5.    In zijn tweede grief klaagt de staatssecretaris dat de rechtbank onvoldoende heeft onderkend dat voor de vraag of de vreemdeling terecht de toegang is geweigerd, alleen ter beoordeling staat of ten tijde van de controle aan de buitengrens door de vreemdeling is aangetoond of zij aan de toegangsvoorwaarden heeft voldaan.

De uitvoeringspraktijk

6.    Reizigers uit derde landen die niet onder een van de uitzonderingscategorieën vallen of die niet afkomstig zijn uit een land waarvoor het inreisverbod geleidelijk wordt opgeheven, worden aan de Nederlandse grens geweigerd ter bescherming van de volksgezondheid (artikel 6, eerste lid, aanhef en onder e, in samenhang met artikel 14 van de Schengengrenscode). De staatssecretaris heeft ter zitting van de Afdeling toegelicht dat het de bedoeling is dat reizigers aan wie de toegang is geweigerd, zo snel mogelijk terugkeren naar hun land van herkomst. Als dat niet meteen lukt, zijn aanvullende maatregelen nodig, aldus de staatssecretaris.

6.1.    De staatssecretaris heeft verduidelijkt dat aan reizigers die op korte termijn terug kunnen, een vrijheidsbeperkende maatregel wordt opgelegd als bedoeld in artikel 6, eerste lid, van de Vw 2000. In afwachting van hun vertrek moeten zij zich ophouden in de internationale lounge van Schiphol. Als reizigers niet op korte termijn terug kunnen, wordt hun, in afwachting van vertrek, een vrijheidsontnemende maatregel opgelegd als bedoeld in artikel 6, eerste en tweede lid, van de Vw 2000.
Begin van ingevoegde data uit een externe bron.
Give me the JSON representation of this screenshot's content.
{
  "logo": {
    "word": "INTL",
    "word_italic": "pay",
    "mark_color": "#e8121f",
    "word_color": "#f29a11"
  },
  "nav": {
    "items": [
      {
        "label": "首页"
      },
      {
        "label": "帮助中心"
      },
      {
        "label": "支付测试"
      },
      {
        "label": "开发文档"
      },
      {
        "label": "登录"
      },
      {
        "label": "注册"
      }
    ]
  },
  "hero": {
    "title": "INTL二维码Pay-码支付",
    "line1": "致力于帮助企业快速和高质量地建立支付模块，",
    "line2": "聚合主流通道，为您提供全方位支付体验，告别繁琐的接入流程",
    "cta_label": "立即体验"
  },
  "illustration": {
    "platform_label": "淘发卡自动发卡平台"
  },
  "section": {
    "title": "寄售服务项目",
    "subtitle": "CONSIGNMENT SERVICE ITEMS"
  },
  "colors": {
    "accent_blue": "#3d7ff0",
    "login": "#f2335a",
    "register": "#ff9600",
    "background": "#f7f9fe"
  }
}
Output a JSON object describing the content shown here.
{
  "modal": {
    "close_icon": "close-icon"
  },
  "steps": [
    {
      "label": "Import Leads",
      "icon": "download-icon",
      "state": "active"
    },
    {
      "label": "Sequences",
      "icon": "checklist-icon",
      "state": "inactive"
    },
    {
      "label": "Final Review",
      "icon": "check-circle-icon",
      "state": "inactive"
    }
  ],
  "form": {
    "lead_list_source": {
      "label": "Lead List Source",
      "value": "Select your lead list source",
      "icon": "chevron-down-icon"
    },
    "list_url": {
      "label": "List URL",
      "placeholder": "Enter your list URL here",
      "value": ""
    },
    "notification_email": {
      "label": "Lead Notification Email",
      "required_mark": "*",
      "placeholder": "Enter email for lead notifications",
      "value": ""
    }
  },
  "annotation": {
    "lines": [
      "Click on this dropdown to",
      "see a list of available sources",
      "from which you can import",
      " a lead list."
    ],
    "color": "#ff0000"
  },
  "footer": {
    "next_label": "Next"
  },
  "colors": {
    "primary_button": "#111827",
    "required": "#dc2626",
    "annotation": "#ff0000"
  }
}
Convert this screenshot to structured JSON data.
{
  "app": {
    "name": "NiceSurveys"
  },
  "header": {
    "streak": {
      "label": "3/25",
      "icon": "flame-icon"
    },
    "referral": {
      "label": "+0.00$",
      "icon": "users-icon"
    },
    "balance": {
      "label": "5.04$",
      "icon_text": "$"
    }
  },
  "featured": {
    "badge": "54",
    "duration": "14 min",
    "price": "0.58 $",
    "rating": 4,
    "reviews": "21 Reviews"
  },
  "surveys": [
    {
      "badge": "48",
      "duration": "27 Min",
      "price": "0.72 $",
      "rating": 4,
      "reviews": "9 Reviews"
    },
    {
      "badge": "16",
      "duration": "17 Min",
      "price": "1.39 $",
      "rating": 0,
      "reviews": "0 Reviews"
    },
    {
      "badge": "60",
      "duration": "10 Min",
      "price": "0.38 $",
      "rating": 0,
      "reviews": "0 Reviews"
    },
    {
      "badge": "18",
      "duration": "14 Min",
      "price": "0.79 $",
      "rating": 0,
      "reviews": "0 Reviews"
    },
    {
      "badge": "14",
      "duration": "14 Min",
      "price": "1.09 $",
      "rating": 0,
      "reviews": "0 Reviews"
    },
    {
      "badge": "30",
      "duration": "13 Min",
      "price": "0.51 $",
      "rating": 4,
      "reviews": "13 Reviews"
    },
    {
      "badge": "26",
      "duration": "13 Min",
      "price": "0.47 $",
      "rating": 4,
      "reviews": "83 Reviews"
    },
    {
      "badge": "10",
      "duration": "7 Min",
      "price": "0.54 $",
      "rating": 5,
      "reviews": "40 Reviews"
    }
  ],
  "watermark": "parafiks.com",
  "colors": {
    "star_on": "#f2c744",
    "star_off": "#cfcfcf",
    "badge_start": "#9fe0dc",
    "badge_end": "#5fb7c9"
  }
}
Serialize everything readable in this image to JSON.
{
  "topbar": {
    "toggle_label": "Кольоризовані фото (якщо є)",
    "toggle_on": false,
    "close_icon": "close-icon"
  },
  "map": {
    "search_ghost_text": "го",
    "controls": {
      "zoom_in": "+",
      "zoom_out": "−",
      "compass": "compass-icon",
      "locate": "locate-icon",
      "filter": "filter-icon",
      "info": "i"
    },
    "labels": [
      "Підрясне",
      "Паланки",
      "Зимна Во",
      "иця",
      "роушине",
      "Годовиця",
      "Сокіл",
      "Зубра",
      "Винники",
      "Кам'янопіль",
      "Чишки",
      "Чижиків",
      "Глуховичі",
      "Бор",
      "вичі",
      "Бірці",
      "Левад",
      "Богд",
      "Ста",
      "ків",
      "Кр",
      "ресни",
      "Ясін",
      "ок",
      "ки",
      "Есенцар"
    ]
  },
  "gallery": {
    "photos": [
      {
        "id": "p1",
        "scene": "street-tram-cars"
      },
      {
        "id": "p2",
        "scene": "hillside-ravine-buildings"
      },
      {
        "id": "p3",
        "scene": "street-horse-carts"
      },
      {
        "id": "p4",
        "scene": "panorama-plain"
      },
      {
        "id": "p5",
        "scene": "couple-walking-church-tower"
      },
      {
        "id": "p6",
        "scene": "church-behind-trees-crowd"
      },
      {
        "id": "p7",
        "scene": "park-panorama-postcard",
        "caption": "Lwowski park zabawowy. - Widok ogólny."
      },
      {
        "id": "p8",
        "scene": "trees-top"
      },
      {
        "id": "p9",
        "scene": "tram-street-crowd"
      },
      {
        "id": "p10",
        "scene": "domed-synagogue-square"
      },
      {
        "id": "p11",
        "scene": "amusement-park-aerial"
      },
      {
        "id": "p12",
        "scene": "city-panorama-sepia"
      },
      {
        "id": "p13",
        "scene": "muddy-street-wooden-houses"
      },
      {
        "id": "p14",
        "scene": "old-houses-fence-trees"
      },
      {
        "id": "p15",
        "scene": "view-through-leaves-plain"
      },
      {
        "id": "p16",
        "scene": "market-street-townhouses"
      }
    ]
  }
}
6.2.    De staatssecretaris heeft verder toegelicht dat sinds 19 maart 2020 tot een week voorafgaand aan de zitting bij de Afdeling aan ongeveer 450 reizigers de toegang tot Nederland is geweigerd. Daarvan hebben 416 reizigers een vrijheidsbeperkende maatregel opgelegd gekregen. Aan 14 reizigers is een vrijheidsontnemende maatregel opgelegd. De overige vreemdelingen hebben geen maatregel opgelegd gekregen, vermoedelijk omdat zij direct konden terugkeren.

6.3.    Hieronder wordt ingegaan op de vragen of de toegangsweigering terecht aan de vrijheidsontnemende maatregel ten grondslag is gelegd en of de toegang aan de vreemdeling ook na de geldende quarantaineperiode nog steeds geweigerd kon worden. Vervolgens zal de vraag beantwoord worden of de vrijheidsontnemende maatregel na de quarantaineperiode nog langer gerechtvaardigd is te achten.

De toegangsweigering bij inreis

7.    Met zijn betoog in de tweede grief dat de rechtbank had moeten volstaan met de beantwoording van de vraag of de vreemdeling op het moment van inreis terecht de toegang is geweigerd, gaat de staatssecretaris voorbij aan het oordeel van de rechtbank dat de staatssecretaris terecht de vreemdeling de toegang heeft geweigerd. Uit de overwegingen in de uitspraak van de rechtbank volgt dat zij de toegangsweigering niet onrechtmatig heeft geacht, maar dat zij alleen heeft geoordeeld dat de toegangsweigering met het oog op het besmettingsgevaar na veertien dagen niet meer nodig was. Dit heeft zij ten grondslag gelegd aan de opheffing van de vrijheidsontnemende maatregel. In het dictum van de uitspraak staat ook niet dat de toegangsweigering onrechtmatig is.

De tweede grief faalt.

De toegangsweigering na de geldende quarantaineperiode

8.    Niet in geschil is dat vreemdelingen uit Barbados bij aankomst als gevaar voor de volksgezondheid kunnen worden beschouwd en dat hun bij alle niet-essentiële reizen de toegang tot Nederland wordt geweigerd (artikel 6, eerste lid, aanhef en onder e, van de Schengengrenscode). De vraag is aan de orde of de toegang na de geldende quarantaineperiode ook nog geweigerd kan worden als de vreemdeling geen klachten heeft die wijzen op corona.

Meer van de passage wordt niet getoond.